With the advent of vision-language models (VLMs) that can perform in-context and prompt-based learning, how can we design prompting approaches that robustly generalize to distribution shift and can be used on novel classes outside the support set of the prompts? In this work, we first define two types of robustness to distribution shift on VLMs, namely, robustness on base classes (the classes included in the support set of prompts) and robustness on novel classes. Then, we study the robustness of existing in-context learning and prompt learning approaches, where we find that prompt learning performs robustly on test images from base classes, while it does not generalize well on images from novel classes. We propose robust prompt learning by integrating multiple-scale image features into the prompt, which improves both types of robustness.

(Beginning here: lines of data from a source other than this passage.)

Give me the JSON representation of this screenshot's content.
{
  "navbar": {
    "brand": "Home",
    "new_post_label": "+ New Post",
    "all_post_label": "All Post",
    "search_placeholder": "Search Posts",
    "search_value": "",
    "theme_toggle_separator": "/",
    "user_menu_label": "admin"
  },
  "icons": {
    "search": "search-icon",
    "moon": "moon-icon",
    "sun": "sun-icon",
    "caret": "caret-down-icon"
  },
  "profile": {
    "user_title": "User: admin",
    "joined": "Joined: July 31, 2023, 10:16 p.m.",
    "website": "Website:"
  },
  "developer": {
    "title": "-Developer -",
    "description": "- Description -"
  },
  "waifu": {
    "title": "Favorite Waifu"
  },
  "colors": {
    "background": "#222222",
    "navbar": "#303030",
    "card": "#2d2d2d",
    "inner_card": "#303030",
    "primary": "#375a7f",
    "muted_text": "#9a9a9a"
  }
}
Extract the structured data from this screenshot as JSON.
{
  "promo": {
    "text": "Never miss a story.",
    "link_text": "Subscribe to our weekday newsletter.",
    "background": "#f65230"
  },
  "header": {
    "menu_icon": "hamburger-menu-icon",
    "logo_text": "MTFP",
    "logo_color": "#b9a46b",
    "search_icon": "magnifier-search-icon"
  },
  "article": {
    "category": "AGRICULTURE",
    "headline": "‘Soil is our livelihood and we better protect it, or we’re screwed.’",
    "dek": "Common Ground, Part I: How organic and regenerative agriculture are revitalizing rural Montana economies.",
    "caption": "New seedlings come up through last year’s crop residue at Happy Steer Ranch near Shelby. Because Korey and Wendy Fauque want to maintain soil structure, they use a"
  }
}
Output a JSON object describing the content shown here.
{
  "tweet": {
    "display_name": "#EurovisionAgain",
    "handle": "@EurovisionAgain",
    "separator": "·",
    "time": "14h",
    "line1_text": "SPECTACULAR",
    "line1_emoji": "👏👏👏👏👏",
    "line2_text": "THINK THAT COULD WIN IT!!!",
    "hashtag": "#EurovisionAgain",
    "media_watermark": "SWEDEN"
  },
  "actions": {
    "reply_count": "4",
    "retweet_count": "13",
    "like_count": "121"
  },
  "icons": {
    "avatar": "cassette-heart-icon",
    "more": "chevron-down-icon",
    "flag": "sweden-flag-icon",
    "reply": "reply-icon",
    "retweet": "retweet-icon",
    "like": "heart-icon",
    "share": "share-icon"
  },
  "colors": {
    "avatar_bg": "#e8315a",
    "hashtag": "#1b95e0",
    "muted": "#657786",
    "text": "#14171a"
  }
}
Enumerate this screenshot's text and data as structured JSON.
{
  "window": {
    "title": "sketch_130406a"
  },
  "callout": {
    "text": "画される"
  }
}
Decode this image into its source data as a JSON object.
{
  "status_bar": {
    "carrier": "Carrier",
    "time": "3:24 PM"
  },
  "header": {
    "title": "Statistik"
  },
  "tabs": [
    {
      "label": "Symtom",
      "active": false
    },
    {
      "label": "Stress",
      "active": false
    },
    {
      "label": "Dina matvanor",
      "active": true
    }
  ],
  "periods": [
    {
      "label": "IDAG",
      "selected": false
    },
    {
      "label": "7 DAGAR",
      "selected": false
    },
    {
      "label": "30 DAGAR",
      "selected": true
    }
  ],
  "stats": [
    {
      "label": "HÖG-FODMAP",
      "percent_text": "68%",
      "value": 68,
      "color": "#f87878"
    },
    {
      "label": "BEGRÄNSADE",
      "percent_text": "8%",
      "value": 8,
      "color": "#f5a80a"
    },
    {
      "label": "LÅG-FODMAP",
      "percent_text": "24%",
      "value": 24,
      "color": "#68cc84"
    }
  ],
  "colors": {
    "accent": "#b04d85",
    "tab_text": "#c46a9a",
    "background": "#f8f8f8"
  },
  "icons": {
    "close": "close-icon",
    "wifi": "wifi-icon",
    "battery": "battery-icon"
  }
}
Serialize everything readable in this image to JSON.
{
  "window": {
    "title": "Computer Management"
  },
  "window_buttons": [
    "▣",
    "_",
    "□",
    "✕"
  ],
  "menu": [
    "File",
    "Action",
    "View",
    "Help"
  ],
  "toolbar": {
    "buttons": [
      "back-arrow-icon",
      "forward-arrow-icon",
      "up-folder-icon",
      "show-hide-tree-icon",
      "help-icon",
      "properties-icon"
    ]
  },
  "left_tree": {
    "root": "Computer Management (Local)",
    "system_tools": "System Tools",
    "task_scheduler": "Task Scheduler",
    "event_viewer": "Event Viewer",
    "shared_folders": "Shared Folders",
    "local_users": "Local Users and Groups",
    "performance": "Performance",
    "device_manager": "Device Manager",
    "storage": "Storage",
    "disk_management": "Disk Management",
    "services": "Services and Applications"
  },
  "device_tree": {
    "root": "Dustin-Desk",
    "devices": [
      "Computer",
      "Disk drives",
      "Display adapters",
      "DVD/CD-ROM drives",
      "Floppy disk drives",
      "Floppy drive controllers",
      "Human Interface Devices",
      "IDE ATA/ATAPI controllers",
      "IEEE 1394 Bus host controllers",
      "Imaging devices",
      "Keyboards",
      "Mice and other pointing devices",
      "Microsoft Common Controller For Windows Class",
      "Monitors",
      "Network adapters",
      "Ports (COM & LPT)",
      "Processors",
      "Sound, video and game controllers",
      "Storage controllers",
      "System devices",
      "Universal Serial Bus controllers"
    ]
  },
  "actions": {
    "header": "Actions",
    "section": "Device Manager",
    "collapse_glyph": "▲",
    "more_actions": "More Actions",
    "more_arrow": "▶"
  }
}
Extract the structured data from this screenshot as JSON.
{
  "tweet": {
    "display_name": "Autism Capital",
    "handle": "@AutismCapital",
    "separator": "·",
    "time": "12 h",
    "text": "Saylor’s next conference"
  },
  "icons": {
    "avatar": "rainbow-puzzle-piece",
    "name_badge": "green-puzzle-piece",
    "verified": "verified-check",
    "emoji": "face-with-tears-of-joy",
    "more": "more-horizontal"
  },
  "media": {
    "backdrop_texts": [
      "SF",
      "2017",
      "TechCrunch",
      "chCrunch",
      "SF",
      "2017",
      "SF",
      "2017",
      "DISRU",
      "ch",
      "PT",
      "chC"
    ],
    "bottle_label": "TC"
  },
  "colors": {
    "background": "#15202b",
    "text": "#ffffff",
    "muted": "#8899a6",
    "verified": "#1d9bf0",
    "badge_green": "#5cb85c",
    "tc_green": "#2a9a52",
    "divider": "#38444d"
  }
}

Comprehensive experiments are conducted to study the defined robustness on six benchmarks and show the effectiveness of our proposal.
翻译:随着能够进行上下文和提示学习的视觉语言模型(VLMs)的出现,我们如何设计抵御分布转移的提示方法,并在提示的支持集之外的新类别上进行稳健通用性?在本文中,我们首先定义了VLMs上的两种分布转移稳健性,即基类别上的稳健性(包含在提示支持集中的类别)和新类别上的稳健性。然后,我们研究了现有上下文学习和提示学习方法的稳健性,发现提示学习在来自基类别的测试图像上表现良好,但不能很好地推广到来自新类别的图像上。我们提出了通过将多尺度图像特征集成到提示中来提高两种稳健性的稳健提示学习方法。
我们进行了综合实验,研究了六个基准测试的定义稳健性,并展示了我们提案的有效性。